だが、ペストレシアはその間にも新たな詠唱をしていた。
「さすがですね。……けどいくら頑丈でも、即死魔法は防げないでしょう?」
召喚した魔物の腕でリルテスタを倒せるとは思っていない。
だからこその時間稼ぎ。本命の術をかける為の囮だった。
「【ネクロ・ディノオルコ】」
ペストレシアがそう言い放つと、途端、リルテスタの体から青白い気体のようなものが溢れ出し、その体は不動の機械のようにその場に倒れた。
「あなたを相手にするには、正攻法じゃ勝ち目はありませんから。では、今度は私の操り人形になってもらいますね」
勝ちを確信したペストレシアは不敵な笑みを浮かべ、呪文を唱える。
「【ソウル・パペット】」
それは相手の魂を操る『ネクロマンサー』の呪術。
即死魔法と霊魂操作の合わせ技こそがペストレシアの得意とする戦術であった。
術にかかったリルテスタは虚ろな目をしながら静かに立ち上がり、ペストレシアの元へ歩き出す。
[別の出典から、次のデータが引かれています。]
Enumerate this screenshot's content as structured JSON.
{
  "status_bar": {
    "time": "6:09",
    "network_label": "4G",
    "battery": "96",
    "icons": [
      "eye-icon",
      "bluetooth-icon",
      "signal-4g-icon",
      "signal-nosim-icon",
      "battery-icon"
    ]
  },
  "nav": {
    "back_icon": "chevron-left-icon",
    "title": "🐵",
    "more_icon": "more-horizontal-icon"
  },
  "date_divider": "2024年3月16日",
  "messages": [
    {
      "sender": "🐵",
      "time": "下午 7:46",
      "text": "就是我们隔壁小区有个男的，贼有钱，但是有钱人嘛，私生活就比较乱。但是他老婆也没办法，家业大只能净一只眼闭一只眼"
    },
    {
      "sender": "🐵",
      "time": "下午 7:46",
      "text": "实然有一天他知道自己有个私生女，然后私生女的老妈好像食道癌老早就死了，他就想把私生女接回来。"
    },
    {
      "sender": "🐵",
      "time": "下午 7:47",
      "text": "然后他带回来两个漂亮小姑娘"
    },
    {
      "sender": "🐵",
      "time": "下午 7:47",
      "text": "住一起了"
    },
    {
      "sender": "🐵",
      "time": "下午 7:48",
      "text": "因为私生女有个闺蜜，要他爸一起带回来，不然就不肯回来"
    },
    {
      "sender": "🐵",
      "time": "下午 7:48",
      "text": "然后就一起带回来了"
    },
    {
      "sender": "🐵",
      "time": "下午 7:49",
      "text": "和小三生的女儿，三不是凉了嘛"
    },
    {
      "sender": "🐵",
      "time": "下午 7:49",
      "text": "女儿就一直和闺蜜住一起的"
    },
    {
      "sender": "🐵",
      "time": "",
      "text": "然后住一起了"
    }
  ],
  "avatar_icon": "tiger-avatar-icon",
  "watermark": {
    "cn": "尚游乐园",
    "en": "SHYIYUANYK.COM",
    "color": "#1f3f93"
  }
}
「さて、リルテスタ様、これから残りの方々を一人残らず始末して――」
しかし、術にかかったはずのリルテスタは突如、ペストレシアに向かって懐に潜り、強烈なボディーブローを打ち込んだ。
「がはっ! ……っ?」
何が起きたのか分からず、ペストレシアはその場に崩れ落ちる。
「浄化の魔法を拳に込めた。アンデッドの体には効くじゃろう?」
霊魂操作は確実にかかった。にもかかわらず何故命令を無視して術者である自分を攻撃したのか。理解が追い付かず、地面を這いながらリルテスタを見上げる。
「……どうして、即死魔法を受けたはずなのに……」
「ん? ……ああ。わしも幼少期に禁術に手を出した事があってな」
あまり言いたくない様子で、彼女はペストレシアに説明する。
「呪いの一種でな。何をしても死ねない体なんじゃよわしは。不老不死というやつじゃ」
「そんな……そんな術があるなんて……」
「古代の禁術じゃからな。お前が知らぬのも無理ない。おかげでわしは未だ幼き姿のままじゃがな」
それを聞いたペストレシアは力が抜けたように地面に突っ伏した。
「そう……私達じゃ、どうやってもあなたには勝てないようね」
彼女から、戦意が完全に消えた。